There are as many ACS’s as the maximum number of states at any depth in the \(L\)-section trellis for the linear block code. In the minimal trellis, whenever the decoder is processing the trellis at a depth at which the state size is less than the maximum state size, a number of ACS circuits are idle and the hardware utilization efficiency is poor. In the nonminimal \(L\)-section trellis, the utilization of the ACS circuit that exist in the IC is improved. Since all the subtrellis decoders operate independently in parallel, from the standpoint of speed, the effective computational complexity of decoding a single block (a received vector) is defined as the computational complexity of a single parallel subtrellis (viz. the minimal trellis for the subcode \(C'\)) plus the cost of the final comparison among the choices (survivors) presented by each of the subtrellises. The time required for the final comparison is small relative to the time required for decoding a subtrellis and this comparison can be pipelined. Since subtrellises are processed in parallel, the speed of operation is limited only by the time required to process a subtrellis.
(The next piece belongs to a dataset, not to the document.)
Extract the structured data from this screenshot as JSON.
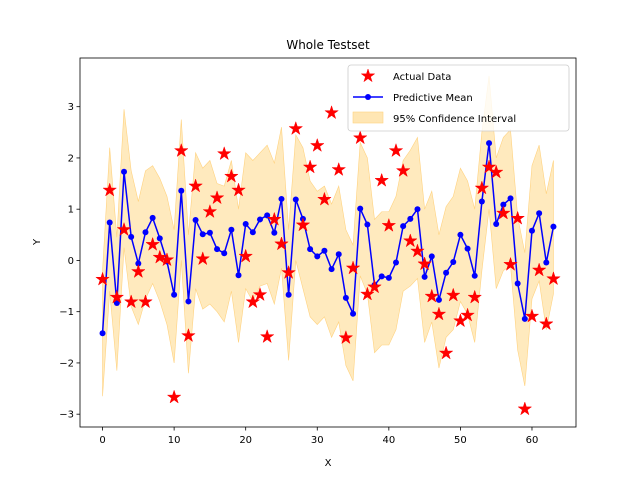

Note that both the minimal and nonminimal trellises require the same number of ACS circuits. However, the nonminimal trellis has a larger number of parallel subtrellises as compared to the minimal trellis (which often has none). Hence decoding using the nonminimal trellis with proper structure is faster compared to that using the minimal trellis. Therefore, a system bit rate specification which earlier could be met only by the use of some \(P\) number of Viterbi decoders operating simultaneously in parallel can be met with much fewer than \(P\) Viterbi decoders. In this manner, the effective computational complexity is a factor affecting the reduction in hardware complexity of an overall decoder.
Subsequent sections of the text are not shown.